Of the prospective adopters that follow through with this process, we have more than a 95% success rate. 

The unsuccessful applications are more often than not due to the outcome of the meet and greet.  These are cases where the adopters have existing dogs who are introduced to the potential adoption to assure they are compatible.  If they are not compatible we stop the process.  With cats interestingly enough, we have a near 100% success rate as far as adoptions are concerned.

Adoption Process


The SPCA recognises that many people seek the company and emotional attachment with animals, particularly domestic animals, and encourage a bond between them. However, after adopting an animal, the guardian must act responsibly. The SPCA is opposed to the keeping of any domestic animal by persons who cannot look after them properly. Animals have little choice as to where they find themselves, and it is the owner’s responsibility and duty to ensure that they do not take on any animals that they cannot effectively and responsibly care for.
To be a responsible pet owner it is vital that:

  • The decision to acquire a pet is properly considered, which includes what type of animal; the level of care; what would be suitable for the individual or family; etc.;
  • The owner can comfortably afford to own a particular animal/s. This should include not only being able to feed the animal adequately, but also be able to afford annual vaccinations; and deworming, including any extra veterinary costs that may unexpectedly occur;
  • The owner must have sufficient space for the animal to live a life where it is able to express normal behaviour – no chaining, caging or confining to small, unsuitable areas is acceptable;
  • The owner understands and meets the behavioural and social needs of the chosen animal;
  • Ensuring appropriate and reliable identification of the animal;
  • Training and socialisation of the animal to ensure the development of appropriate behaviour;
  • The responsible pet owner also ensures that his property has fencing or walling high enough to make certain the animal is unable to roam and ensures that any holes either in the fencing/walling (or under the fencing/walling) are effectively closed off to ensure that the animal remains on the property;
  • The owner must ensure that daily access to fresh, clean water and a correct diet is available for the type, size and age of animal in his care;
  • The animal must have suitable weatherproof shelter with a comfortable resting place (blanket/carpeting, etc.) that allows it to get out of reach of unsuitable weather conditions such as heat, cold, wind, dust or rain;
  • The animal must be sterilised at an appropriate age. Kittens and puppies can safely have the sterilisation procedure carried out between the ages of 8-12 weeks. It is not necessary for a female to have a litter before she is sterilised.

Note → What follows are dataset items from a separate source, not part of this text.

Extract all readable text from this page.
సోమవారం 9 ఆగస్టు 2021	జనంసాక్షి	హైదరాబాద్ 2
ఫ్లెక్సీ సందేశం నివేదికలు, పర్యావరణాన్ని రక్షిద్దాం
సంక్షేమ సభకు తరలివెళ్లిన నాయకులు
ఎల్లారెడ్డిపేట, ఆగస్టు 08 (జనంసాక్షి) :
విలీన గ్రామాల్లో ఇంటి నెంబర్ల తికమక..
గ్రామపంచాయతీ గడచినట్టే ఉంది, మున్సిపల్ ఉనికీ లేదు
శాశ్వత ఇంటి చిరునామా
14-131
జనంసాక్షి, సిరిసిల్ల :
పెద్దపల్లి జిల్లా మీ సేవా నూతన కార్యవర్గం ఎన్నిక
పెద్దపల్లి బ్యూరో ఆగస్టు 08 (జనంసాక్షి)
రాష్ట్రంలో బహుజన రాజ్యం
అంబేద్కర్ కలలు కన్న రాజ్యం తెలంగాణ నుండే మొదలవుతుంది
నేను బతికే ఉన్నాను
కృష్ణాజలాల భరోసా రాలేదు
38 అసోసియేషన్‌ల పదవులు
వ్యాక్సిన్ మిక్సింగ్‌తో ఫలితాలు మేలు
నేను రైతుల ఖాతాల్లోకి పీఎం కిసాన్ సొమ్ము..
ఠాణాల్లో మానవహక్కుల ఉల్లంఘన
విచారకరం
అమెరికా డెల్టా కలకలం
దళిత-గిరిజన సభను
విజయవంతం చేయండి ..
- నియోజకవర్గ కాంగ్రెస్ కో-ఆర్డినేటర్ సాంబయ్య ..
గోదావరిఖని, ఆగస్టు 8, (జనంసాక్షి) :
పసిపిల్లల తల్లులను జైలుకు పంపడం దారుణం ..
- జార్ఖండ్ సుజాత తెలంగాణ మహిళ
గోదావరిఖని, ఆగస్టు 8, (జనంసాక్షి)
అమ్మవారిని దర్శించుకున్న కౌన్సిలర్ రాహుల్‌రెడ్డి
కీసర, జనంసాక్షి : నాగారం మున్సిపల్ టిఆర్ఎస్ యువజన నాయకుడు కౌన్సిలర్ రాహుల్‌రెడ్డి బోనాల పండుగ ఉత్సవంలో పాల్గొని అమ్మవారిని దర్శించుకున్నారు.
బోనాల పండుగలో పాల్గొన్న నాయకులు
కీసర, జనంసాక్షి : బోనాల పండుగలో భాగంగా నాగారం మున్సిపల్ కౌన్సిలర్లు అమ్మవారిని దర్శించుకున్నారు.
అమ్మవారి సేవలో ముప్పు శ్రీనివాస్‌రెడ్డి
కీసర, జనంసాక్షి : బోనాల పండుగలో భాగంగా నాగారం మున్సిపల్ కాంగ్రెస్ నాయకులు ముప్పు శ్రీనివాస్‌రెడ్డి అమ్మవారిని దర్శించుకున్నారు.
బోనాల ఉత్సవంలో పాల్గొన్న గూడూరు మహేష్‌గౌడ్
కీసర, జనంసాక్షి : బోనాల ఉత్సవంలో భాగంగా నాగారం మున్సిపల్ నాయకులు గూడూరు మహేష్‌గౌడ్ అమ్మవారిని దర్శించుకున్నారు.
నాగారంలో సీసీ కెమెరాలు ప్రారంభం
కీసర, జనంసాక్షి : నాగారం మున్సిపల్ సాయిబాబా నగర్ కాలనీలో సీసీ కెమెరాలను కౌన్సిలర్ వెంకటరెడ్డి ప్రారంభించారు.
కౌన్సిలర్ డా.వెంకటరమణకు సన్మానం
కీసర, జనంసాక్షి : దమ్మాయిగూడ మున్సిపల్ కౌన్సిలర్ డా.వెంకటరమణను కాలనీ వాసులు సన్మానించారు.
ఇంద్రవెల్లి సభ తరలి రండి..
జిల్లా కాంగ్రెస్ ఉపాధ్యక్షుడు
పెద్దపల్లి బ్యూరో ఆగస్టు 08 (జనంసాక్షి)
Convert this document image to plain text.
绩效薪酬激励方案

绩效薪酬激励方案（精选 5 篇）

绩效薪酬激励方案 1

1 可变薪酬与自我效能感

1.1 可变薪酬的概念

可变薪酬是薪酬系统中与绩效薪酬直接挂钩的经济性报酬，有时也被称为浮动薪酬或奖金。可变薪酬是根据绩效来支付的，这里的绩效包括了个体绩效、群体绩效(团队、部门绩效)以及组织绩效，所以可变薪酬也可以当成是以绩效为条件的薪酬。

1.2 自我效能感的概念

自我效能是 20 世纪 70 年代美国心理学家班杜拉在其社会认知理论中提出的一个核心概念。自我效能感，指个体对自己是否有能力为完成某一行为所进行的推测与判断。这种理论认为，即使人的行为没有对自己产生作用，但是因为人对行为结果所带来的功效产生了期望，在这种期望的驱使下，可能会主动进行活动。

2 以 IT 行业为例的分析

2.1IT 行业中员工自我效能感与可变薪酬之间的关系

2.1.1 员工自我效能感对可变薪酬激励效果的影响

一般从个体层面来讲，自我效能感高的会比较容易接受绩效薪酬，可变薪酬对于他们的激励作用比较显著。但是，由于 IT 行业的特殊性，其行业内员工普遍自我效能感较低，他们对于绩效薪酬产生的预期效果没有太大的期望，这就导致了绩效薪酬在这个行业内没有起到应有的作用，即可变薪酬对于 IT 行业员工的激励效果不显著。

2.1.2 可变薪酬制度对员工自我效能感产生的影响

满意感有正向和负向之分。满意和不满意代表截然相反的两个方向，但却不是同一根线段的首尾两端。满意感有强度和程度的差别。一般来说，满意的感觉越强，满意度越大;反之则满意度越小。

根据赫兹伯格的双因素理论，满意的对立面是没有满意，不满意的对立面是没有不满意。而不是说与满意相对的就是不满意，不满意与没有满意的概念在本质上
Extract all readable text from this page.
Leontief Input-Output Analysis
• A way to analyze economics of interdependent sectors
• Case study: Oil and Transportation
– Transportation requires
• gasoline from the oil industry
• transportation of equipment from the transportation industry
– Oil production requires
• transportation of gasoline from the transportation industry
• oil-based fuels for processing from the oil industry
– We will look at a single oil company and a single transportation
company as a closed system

This is a misleading notion that simply results in many unwanted animals being born; and
  • A responsible owner will also ensure that they can afford to spend quality and adequate time with the companion animal, which may include grooming, training and exercise.
We strongly suggest that research is done to establish the cost implications with regard to food, vaccinations, monthly de-fleaing, de-worming and vets bills (pet insurance is an option). Carefully consider whether you have the time required to successfully integrate the new pet into your household and the time to spend with your pet e.g. walking, playing and training.

SPCA Adoption Policy

The SPCA is opposed to the keeping of domestic animals by those who do not have the facilities, time, financial means or level of interest to ensure optimal standards of care and husbandry for their companion animals.

The SPCA is opposed to the keeping of indigenous wild or exotic species as companion animals.